Tuvalu is a low lying atoll nation located north of Fiji. Funafuti is the capital of Tuvalu and the most populated atoll. Biofilta is working on a DFAT funded project aimed at improving food security and nutrition outcomes on the island. We are in partnership with Growing Tall, an organisation based in Funafuti which is dedicated to empowering Tuvaluans to grow their own food.
Growing food in Funafuti is a challenge that’s only getting more difficult. The atoll has an average elevation above sea level of 1.8 metres. This means that king tides will often encroach on arable land, making it extremely difficult to grow food. Sea level rises are making these inundation events more frequent and more severe. Not only that, the atoll is made primarily from calcium carbonate which has a ph of around 9. In short, the soil is extremely alkaline and extremely salty. The only fresh water comes from the sky and the soil is very poor at holding moisture so in the absence of rain it becomes almost impossible to irrigate crops. These challenges are having knock on effects on food security, health and nutrition in Funafuti.

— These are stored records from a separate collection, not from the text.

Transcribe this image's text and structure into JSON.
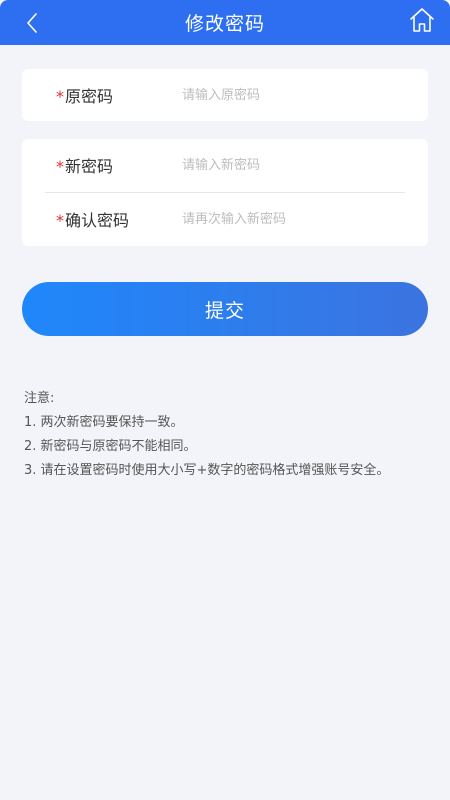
{
  "header": {
    "title": "修改密码"
  },
  "form": {
    "old_password": {
      "required_mark": "*",
      "label": "原密码",
      "placeholder": "请输入原密码"
    },
    "new_password": {
      "required_mark": "*",
      "label": "新密码",
      "placeholder": "请输入新密码"
    },
    "confirm_password": {
      "required_mark": "*",
      "label": "确认密码",
      "placeholder": "请再次输入新密码"
    }
  },
  "submit_label": "提交",
  "notes": {
    "heading": "注意:",
    "items": [
      "1. 两次新密码要保持一致。",
      "2. 新密码与原密码不能相同。",
      "3. 请在设置密码时使用大小写+数字的密码格式增强账号安全。"
    ]
  },
  "colors": {
    "header_bg": "#2d6ff0",
    "button_gradient_start": "#1f87fb",
    "button_gradient_end": "#3b74e0",
    "required_mark": "#e0312d",
    "page_bg": "#f3f4f9"
  },
  "icons": {
    "back": "chevron-left-icon",
    "home": "home-icon"
  }
}
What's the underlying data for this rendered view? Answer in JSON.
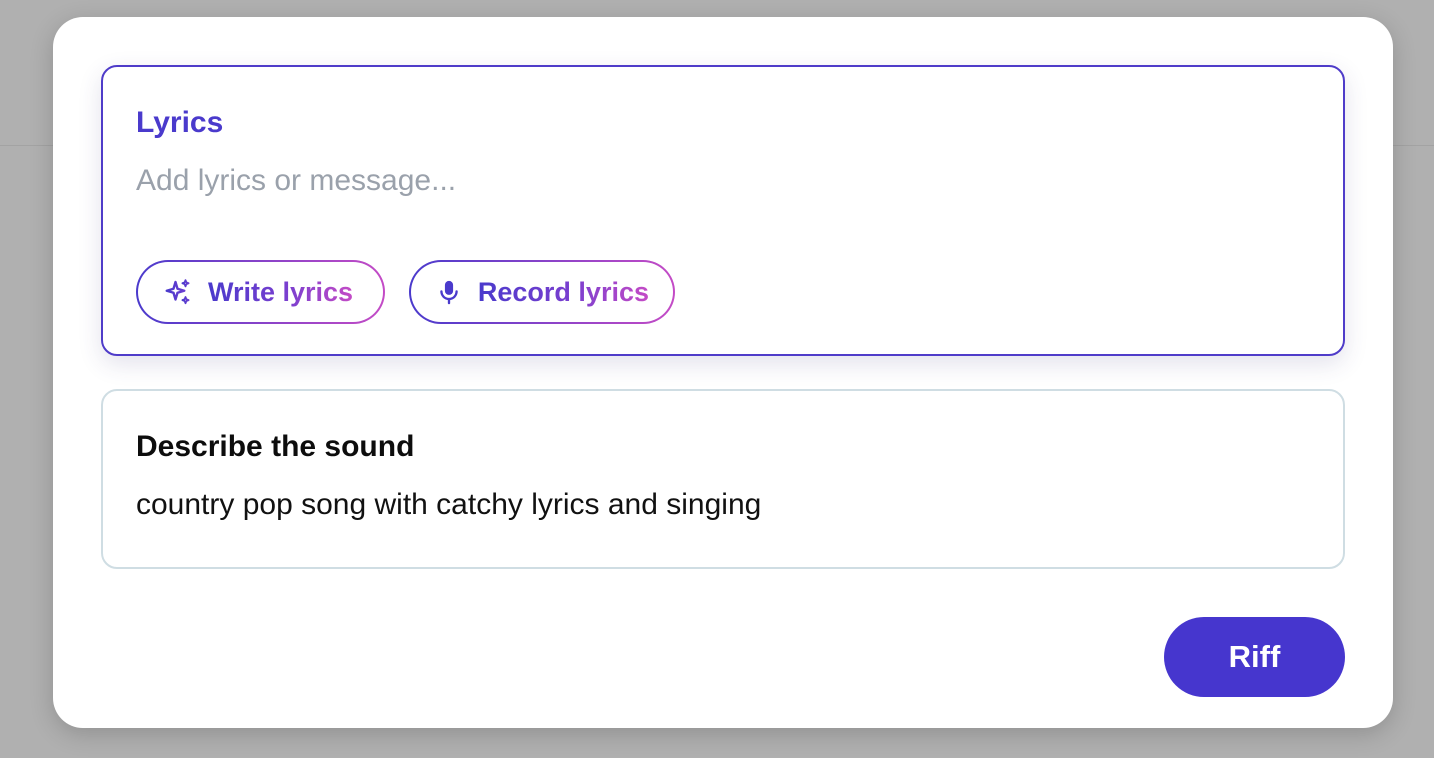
{
  "lyrics": {
    "label": "Lyrics",
    "value": "",
    "placeholder": "Add lyrics or message...",
    "write_button": {
      "label": "Write lyrics",
      "icon": "sparkles-icon"
    },
    "record_button": {
      "label": "Record lyrics",
      "icon": "microphone-icon"
    }
  },
  "sound": {
    "label": "Describe the sound",
    "value": "country pop song with catchy lyrics and singing"
  },
  "submit": {
    "label": "Riff"
  },
  "colors": {
    "accent": "#4636ce",
    "gradient_start": "#4a3acc",
    "gradient_end": "#c44bc6",
    "backdrop": "#b0b0b0"
  }
}
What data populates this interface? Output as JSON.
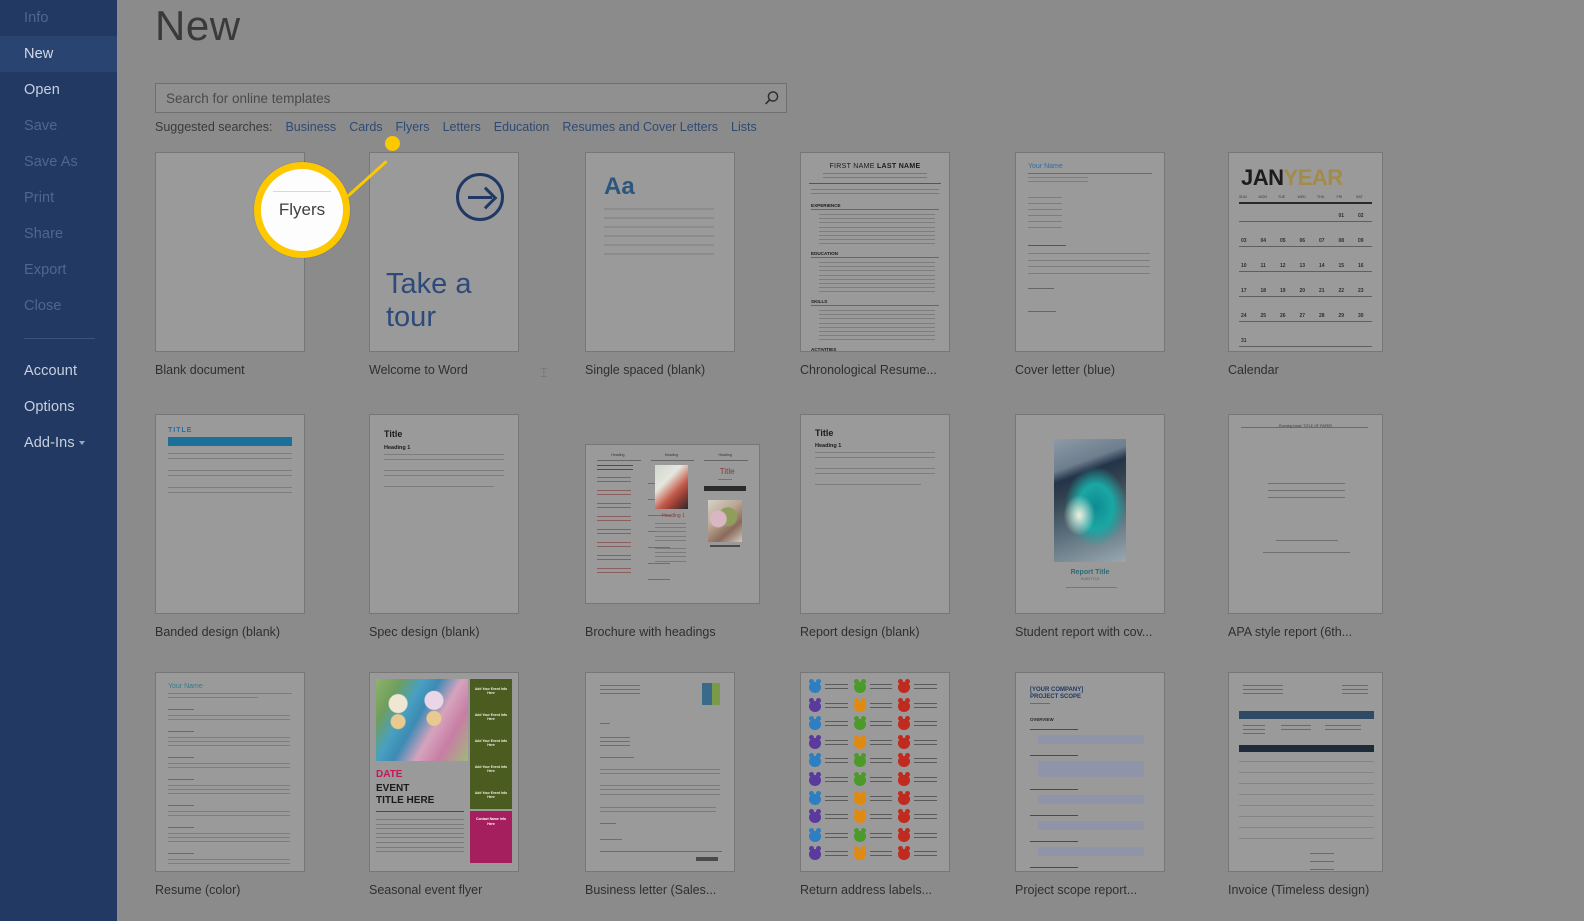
{
  "window": {
    "title": "New"
  },
  "sidebar": {
    "items": [
      {
        "label": "Info",
        "state": "dim"
      },
      {
        "label": "New",
        "state": "selected"
      },
      {
        "label": "Open",
        "state": "bright"
      },
      {
        "label": "Save",
        "state": "dim"
      },
      {
        "label": "Save As",
        "state": "dim"
      },
      {
        "label": "Print",
        "state": "dim"
      },
      {
        "label": "Share",
        "state": "dim"
      },
      {
        "label": "Export",
        "state": "dim"
      },
      {
        "label": "Close",
        "state": "dim"
      }
    ],
    "bottom_items": [
      {
        "label": "Account",
        "state": "bright",
        "caret": false
      },
      {
        "label": "Options",
        "state": "bright",
        "caret": false
      },
      {
        "label": "Add-Ins",
        "state": "bright",
        "caret": true
      }
    ]
  },
  "search": {
    "placeholder": "Search for online templates",
    "value": "",
    "icon": "search-icon"
  },
  "suggested": {
    "label": "Suggested searches:",
    "links": [
      "Business",
      "Cards",
      "Flyers",
      "Letters",
      "Education",
      "Resumes and Cover Letters",
      "Lists"
    ]
  },
  "callout": {
    "magnified_text": "Flyers",
    "ring_color": "#fdc800",
    "dot_color": "#fcc800",
    "target_link": "Flyers"
  },
  "templates": {
    "rows": [
      [
        {
          "name": "Blank document",
          "art": "blank"
        },
        {
          "name": "Welcome to Word",
          "art": "welcome",
          "headline": "Take a\ntour"
        },
        {
          "name": "Single spaced (blank)",
          "art": "single-spaced",
          "sample": "Aa"
        },
        {
          "name": "Chronological Resume...",
          "art": "chrono-resume",
          "heading_a": "FIRST NAME",
          "heading_b": "LAST NAME",
          "sections": [
            "EXPERIENCE",
            "EDUCATION",
            "SKILLS",
            "ACTIVITIES"
          ]
        },
        {
          "name": "Cover letter (blue)",
          "art": "cover-letter",
          "heading": "Your Name"
        },
        {
          "name": "Calendar",
          "art": "calendar",
          "month": "JAN",
          "year": "YEAR"
        }
      ],
      [
        {
          "name": "Banded design (blank)",
          "art": "banded",
          "title": "TITLE"
        },
        {
          "name": "Spec design (blank)",
          "art": "spec",
          "title": "Title",
          "heading": "Heading 1"
        },
        {
          "name": "Brochure with headings",
          "art": "brochure",
          "panel_title": "Title"
        },
        {
          "name": "Report design (blank)",
          "art": "report",
          "title": "Title",
          "heading": "Heading 1"
        },
        {
          "name": "Student report with cov...",
          "art": "student-report",
          "title": "Report Title",
          "subtitle": "SUBTITLE"
        },
        {
          "name": "APA style report (6th...",
          "art": "apa-report"
        }
      ],
      [
        {
          "name": "Resume (color)",
          "art": "resume-color",
          "heading": "Your Name"
        },
        {
          "name": "Seasonal event flyer",
          "art": "seasonal-flyer",
          "date": "DATE",
          "line1": "EVENT",
          "line2": "TITLE HERE"
        },
        {
          "name": "Business letter (Sales...",
          "art": "business-letter"
        },
        {
          "name": "Return address labels...",
          "art": "address-labels",
          "icon_colors": [
            [
              "#2e7fc1",
              "#4c9a2a",
              "#c02a1f"
            ],
            [
              "#5b3a9e",
              "#e08a12",
              "#c02a1f"
            ],
            [
              "#2e7fc1",
              "#4c9a2a",
              "#c02a1f"
            ],
            [
              "#5b3a9e",
              "#e08a12",
              "#c02a1f"
            ],
            [
              "#2e7fc1",
              "#4c9a2a",
              "#c02a1f"
            ],
            [
              "#5b3a9e",
              "#4c9a2a",
              "#c02a1f"
            ],
            [
              "#2e7fc1",
              "#e08a12",
              "#c02a1f"
            ],
            [
              "#5b3a9e",
              "#e08a12",
              "#c02a1f"
            ],
            [
              "#2e7fc1",
              "#4c9a2a",
              "#c02a1f"
            ],
            [
              "#5b3a9e",
              "#e08a12",
              "#c02a1f"
            ]
          ]
        },
        {
          "name": "Project scope report...",
          "art": "project-scope",
          "title": "[YOUR COMPANY]\nPROJECT SCOPE",
          "section": "OVERVIEW"
        },
        {
          "name": "Invoice (Timeless design)",
          "art": "invoice"
        }
      ]
    ]
  },
  "colors": {
    "sidebar_bg": "#223a63",
    "sidebar_selected": "#2a4471",
    "page_bg": "#8b8b8b",
    "thumb_bg": "#9a9a9a",
    "accent_yellow": "#fdc800",
    "word_blue": "#1f3864"
  }
}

Interestingly, the challenges to food growing in Funafuti are similar to those faced in many urban environments: inadequate soil and water scarcity. This positions our innovative wicking garden systems as ideal for growing fresh, nutritious vegetables in Funafuti. Our systems are raised so there is no risk of salt water inundation and our wicking technology is extremely water efficient, using only a fraction of the water needed in conventional agriculture. We are working with the island’s green waste treatment facility to acquire composted material to use in a soil blend that has an appropriate ph.
How are we doing it?
We are currently trialling the systems in a number of sites around Funafuti. We have installed our systems at Fetuvalu High School so it can be used as an educational tool to teach high school students about food production. We also have an installation at Princess Margaret Hospital and the food grown is being used in hospital meals for patients. Another garden has been built at The Red Cross, the University of the South Pacific and a number of private residences.
At each site we are also trialling a variety of soil blends so we can figure out what soil inputs are most suited for the Biofilta system. We are currently completing a monitoring program.